More efforts to end the crisis of confidence between Saudi Arabia and Iran

Dr. Mohammed Al-Sulami

Over the past few days, Iranian media outlets have reported that Iran has invited Saudi Arabia to join a joint naval alliance that is in the pipeline. In addition to Iran, the alliance will include Gulf states like Saudi Arabia – with the aim of protecting the Middle Eastern nations’ maritime security and outlining guarantees for the safety of international navigation through new security arrangements.
The latter are likely to chiefly rely on the armies of the anticipated alliance’s member states rather than extraregional military alliances stationed in the region’s security sphere. Iran has reiterated its efforts to forge a trilateral maritime alliance in partnership with Russia and China. This invitation to the Kingdom comes against the backdrop of the two regional heavyweights’ moving ahead with the restoration of diplomatic relations under a rapport deal signed in Beijing. It is natural that the regional powerhouses exerting influence over regional issues and desiring to protect the region’s security and stability believe in the effectiveness of collective efforts to protect the Middle Eastern security sphere. This will proceed uninterrupted as long as the countries calling for such efforts respect the principles of national sovereignty, unity, territorial integrity and good neighborliness. This is in addition to the principles of noninterference in the internal affairs of sovereign states and settling of nonextensive disputes that have been unresolved for decades in accordance with UN Security Council resolutions, as well as the signed settlement agreements.
Moreover, the anticipated alliance’s member countries should abandon the destructive projects that raise concerns and suspicions about the intentions behind their involvement in collective security efforts. When all this happens, regional security arrangements could be adopted by the region’s countries. The implementation of this equation and the new security arrangements on the ground is obstructed by the consequences of the decades-long crisis of confidence between several countries of the anticipated alliance. This crisis has been created by positions and behaviors that have undermined regional peace and security. This has, in turn, inflamed disputes and exacerbated tensions in the Middle East, thereby fueling more rifts and exhausting some nation states, causing Saudi Arabia and Iran – two regional heavyweights exerting massive influence over regional issues – to be far apart, thus further complicating the crisis between them. However, this crisis has started to subside, with both countries opting to proceed with confidence-building measures since the signing of the rapport deal under which they have restored diplomatic ties.

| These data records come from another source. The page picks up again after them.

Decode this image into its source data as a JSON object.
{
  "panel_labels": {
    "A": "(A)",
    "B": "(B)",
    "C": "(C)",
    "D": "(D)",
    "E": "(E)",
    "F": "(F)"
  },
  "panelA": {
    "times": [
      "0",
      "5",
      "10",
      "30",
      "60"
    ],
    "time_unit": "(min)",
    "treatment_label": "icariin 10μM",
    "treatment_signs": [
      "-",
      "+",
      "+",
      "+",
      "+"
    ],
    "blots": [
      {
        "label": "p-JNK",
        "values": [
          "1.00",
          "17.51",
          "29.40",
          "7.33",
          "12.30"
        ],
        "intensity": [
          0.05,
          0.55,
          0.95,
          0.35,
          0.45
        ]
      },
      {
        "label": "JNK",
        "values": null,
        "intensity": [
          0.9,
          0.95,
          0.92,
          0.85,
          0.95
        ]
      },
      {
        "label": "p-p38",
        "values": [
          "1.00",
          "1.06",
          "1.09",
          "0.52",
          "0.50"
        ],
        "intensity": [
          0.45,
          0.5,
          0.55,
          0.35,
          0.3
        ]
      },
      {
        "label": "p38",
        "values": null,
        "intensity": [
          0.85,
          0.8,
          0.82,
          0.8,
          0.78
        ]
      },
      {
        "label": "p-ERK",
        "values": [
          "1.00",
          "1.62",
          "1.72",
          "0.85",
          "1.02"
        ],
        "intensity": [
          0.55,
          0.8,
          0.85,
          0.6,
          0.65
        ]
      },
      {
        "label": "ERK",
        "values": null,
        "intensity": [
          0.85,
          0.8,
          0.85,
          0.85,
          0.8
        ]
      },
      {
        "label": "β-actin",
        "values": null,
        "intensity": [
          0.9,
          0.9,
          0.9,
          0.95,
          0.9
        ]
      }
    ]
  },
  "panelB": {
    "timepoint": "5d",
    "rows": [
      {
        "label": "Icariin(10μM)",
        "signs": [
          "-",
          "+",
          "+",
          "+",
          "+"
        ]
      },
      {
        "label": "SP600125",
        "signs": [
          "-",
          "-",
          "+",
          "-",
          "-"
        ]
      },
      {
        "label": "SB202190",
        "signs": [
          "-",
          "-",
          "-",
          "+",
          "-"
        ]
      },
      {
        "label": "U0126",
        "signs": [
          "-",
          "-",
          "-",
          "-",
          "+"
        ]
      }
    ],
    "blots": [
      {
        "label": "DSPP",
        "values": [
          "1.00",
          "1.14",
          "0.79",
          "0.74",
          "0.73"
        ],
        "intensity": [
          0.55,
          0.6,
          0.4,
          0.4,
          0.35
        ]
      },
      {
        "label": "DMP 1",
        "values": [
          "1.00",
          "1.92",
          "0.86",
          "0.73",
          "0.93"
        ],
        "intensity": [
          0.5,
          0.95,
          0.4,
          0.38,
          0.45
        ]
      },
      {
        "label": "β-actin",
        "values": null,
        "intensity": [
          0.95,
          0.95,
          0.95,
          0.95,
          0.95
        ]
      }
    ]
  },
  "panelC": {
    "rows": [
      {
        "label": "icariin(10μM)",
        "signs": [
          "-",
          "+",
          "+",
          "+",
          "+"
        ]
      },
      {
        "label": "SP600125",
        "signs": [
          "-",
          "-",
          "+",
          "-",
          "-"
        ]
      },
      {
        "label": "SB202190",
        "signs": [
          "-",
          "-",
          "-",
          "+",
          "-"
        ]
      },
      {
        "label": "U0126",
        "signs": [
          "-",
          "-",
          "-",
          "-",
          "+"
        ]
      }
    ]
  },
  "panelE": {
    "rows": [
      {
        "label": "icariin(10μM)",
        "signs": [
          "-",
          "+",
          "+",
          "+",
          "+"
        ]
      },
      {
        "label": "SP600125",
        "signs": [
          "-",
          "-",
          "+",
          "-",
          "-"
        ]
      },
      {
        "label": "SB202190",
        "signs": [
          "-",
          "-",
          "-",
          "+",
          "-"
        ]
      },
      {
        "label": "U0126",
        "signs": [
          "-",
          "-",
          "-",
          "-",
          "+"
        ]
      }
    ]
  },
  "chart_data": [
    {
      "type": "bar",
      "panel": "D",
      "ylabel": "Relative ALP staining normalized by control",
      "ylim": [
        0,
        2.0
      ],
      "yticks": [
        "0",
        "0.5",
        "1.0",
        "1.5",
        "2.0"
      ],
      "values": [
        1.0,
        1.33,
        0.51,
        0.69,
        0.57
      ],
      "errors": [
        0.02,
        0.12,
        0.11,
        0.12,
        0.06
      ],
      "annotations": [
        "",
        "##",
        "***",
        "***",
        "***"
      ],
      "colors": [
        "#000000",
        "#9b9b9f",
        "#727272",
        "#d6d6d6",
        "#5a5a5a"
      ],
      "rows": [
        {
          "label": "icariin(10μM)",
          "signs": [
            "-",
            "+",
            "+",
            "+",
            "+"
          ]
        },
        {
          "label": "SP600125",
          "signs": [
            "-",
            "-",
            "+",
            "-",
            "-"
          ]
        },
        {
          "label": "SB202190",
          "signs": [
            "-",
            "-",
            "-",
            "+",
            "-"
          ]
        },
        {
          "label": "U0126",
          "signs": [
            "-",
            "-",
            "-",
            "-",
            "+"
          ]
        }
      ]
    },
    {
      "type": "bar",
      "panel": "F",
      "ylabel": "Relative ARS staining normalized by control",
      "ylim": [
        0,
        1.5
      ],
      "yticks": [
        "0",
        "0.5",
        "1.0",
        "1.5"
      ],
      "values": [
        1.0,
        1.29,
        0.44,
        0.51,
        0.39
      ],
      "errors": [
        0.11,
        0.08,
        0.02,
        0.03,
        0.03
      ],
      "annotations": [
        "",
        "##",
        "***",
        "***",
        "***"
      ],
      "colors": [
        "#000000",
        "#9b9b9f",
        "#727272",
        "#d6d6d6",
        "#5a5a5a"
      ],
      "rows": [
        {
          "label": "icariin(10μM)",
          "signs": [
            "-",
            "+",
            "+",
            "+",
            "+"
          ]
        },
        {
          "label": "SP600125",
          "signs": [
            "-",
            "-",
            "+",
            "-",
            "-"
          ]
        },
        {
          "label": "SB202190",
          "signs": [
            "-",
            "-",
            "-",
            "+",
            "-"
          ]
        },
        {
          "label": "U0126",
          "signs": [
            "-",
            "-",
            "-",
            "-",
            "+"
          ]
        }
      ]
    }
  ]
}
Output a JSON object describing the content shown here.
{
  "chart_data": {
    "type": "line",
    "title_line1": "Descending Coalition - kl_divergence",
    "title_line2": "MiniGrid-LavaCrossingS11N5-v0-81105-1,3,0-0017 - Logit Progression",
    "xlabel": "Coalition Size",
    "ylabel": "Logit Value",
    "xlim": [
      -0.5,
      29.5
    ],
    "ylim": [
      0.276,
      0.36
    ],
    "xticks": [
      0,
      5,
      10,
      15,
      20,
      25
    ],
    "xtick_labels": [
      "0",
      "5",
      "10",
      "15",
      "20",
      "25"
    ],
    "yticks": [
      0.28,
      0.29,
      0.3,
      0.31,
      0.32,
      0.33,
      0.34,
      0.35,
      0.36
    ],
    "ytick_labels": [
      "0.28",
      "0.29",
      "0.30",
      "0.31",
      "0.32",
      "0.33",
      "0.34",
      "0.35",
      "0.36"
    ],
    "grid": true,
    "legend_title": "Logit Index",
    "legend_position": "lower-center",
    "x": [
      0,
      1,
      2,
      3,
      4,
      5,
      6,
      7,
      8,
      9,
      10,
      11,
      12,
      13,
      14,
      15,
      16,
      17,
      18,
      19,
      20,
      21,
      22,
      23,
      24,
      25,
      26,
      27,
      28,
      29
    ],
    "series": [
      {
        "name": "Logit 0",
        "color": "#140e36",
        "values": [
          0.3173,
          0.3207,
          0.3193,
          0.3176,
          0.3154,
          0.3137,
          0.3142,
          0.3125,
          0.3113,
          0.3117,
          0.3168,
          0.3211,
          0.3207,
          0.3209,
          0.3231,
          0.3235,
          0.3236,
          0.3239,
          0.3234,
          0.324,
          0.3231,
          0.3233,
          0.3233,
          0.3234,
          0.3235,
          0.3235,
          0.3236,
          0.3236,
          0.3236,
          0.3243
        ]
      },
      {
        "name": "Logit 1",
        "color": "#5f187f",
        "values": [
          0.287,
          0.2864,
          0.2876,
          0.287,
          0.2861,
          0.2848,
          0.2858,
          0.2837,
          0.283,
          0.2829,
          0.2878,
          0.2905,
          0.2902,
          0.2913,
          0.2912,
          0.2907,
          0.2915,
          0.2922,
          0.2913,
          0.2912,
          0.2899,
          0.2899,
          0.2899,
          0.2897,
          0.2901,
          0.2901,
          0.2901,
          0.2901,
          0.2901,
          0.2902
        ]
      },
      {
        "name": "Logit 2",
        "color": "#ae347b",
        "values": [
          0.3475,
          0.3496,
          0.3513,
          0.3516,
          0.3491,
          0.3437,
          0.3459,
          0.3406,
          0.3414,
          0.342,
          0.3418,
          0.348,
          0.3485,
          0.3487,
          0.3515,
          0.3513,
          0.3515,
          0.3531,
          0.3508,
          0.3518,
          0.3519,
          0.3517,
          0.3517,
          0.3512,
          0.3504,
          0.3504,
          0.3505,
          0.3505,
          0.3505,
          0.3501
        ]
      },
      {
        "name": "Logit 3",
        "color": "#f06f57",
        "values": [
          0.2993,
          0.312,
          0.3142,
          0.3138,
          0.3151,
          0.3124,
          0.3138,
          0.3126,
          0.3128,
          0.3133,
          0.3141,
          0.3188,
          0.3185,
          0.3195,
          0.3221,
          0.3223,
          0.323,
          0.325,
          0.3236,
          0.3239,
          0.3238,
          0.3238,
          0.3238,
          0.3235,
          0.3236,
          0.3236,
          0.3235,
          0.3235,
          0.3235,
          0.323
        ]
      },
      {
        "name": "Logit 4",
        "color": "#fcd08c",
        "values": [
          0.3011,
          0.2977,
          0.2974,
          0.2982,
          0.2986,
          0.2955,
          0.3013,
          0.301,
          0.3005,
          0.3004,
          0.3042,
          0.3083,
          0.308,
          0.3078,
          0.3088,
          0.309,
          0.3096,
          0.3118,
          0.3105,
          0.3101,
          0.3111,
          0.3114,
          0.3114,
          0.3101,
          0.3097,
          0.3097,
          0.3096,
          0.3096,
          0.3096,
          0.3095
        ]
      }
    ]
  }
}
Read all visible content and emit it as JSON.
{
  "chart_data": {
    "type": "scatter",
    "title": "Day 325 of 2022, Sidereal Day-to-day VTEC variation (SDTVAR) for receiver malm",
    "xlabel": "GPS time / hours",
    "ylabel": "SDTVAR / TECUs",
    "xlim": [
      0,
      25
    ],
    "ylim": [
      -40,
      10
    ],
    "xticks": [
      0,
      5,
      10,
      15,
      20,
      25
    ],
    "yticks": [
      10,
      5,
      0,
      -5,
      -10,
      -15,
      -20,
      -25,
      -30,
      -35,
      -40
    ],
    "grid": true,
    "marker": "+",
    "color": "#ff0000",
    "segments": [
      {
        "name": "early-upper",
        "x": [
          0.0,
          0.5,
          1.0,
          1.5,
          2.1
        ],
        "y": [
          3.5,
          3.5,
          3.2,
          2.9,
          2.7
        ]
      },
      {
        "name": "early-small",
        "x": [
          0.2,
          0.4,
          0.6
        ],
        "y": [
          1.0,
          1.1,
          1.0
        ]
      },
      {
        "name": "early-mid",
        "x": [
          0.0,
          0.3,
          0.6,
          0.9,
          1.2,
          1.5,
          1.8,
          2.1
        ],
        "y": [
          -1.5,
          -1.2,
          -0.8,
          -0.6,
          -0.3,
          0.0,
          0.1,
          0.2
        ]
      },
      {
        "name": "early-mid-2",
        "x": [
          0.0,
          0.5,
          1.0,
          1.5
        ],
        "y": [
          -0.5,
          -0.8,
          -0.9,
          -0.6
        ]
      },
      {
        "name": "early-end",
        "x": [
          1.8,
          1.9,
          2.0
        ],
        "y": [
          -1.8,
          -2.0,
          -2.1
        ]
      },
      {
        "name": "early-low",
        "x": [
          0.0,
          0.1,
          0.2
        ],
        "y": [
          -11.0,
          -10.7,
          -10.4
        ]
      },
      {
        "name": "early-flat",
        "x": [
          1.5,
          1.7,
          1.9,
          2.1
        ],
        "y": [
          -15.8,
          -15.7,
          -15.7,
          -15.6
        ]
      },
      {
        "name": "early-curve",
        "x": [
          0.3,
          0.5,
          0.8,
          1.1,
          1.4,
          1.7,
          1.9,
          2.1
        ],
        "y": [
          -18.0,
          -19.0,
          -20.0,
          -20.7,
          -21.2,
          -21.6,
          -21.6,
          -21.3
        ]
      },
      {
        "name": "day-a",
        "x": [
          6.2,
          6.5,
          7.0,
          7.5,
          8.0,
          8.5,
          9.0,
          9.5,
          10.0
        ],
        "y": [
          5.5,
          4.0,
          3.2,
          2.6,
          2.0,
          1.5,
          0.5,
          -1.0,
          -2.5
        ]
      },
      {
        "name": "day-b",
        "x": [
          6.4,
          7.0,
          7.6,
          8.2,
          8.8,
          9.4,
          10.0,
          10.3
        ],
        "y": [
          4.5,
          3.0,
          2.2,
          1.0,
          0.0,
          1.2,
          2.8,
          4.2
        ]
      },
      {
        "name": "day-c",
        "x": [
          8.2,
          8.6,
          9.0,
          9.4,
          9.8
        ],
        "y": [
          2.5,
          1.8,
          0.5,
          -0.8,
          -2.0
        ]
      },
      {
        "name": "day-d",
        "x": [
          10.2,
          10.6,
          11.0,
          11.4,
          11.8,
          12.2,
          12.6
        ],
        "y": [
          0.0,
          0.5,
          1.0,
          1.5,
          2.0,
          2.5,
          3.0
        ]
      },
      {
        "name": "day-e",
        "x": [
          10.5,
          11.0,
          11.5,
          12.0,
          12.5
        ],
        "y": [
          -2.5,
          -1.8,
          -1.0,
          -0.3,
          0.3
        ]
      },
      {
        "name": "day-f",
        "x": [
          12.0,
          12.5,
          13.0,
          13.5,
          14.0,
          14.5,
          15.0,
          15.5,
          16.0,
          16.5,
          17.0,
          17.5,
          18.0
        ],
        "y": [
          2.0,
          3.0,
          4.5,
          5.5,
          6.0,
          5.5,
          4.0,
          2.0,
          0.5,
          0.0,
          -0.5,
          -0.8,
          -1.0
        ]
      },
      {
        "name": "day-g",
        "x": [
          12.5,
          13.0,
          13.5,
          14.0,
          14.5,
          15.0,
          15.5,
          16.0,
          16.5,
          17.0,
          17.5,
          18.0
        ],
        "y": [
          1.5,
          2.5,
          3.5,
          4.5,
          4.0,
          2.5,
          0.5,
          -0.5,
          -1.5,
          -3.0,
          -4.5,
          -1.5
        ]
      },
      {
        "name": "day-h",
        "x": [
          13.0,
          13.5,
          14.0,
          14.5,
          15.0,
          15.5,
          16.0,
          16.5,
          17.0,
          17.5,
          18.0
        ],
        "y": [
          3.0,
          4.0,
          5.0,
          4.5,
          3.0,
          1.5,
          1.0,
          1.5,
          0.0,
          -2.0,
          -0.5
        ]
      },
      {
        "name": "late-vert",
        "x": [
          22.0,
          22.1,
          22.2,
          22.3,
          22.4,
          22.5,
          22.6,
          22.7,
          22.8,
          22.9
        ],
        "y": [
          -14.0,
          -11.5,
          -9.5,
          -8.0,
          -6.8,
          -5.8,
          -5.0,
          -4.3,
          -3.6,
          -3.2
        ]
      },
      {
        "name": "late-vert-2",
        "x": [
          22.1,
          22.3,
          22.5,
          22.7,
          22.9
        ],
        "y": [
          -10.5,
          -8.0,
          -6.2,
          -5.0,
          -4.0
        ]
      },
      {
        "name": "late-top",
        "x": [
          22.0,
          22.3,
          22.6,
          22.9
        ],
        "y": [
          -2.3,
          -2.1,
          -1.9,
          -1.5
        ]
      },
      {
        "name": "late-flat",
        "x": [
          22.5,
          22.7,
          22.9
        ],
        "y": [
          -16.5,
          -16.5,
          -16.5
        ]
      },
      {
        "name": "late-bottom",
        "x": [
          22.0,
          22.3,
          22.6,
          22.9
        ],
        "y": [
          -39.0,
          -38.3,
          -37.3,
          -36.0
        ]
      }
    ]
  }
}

Iran is aware of the consequences of breaching the terms of the agreement signed with Saudi Arabia under the patronage of China. The Iranian supreme leader ordered the Islamic Republic of Iran Broadcasting to stop any negative coverage, disparaging comments and criticisms of the Kingdom. Nonetheless, following the agreement, some negative Iranian media content about Saudi Arabia was tracked, which constituted a breach of the principles of noninterference in the internal affairs of countries and the protection of their sovereignty. The Iranian media corporation quickly deleted this content after realizing how far it could potentially impact the measures taken at this stage. In recent weeks, it was noticed that the Iranian media outlets had reverted to their old rhetoric, heaping criticisms and insults on the Kingdom in newspapers and news agencies affiliated with the Iranian regime, such as the Tasnim, Fars and Mehr news agencies. In fact, the resumption of criticisms of Saudi Arabia does a disservice to the confidence-building measures, as well as the dissipation of the Kingdom’s misgivings about Iran’s intentions and the orientation of its foreign relations. Such rhetoric will impact the Kingdom’s desire to forge further partnerships and engage in future cooperation with Iran in the various security and commercial fields.
Saudi Arabia is moving ahead with the confidence-building measures, starting with the procedures formalizing the resumption of diplomatic relations, such as King Salman’s invitation to Iranian President Ebrahim Raisi to visit the Kingdom and the visit by the Saudi foreign minister to the Iranian capital Tehran, which will be followed by the reopening of embassies – a step that is expected to occur in the coming days. All these measures are taken out of the Kingdom’s keenness to enhance relations and look to the future with huge prospects in a way that mutually benefits the two nations. In conclusion, the continuation of interference in the internal affairs of other countries – banned not only under the deal signed in Beijing but also under all UN resolutions – runs counter to the agreement’s provisions and the new guidelines set out by the Iranian supreme leader for Iranian foreign policy over the past days. This is in addition to the reiteration of former Foreign Minister Javad Zarif in a Twitter post that there are no zero-sum games in foreign policy, meaning that all parties can make gains and have their interests maintained, rather than the interests of only a certain party. Major opportunities and joint interests that require more steps to build and sustain, rather than diminish and complicate confidence, await the two countries.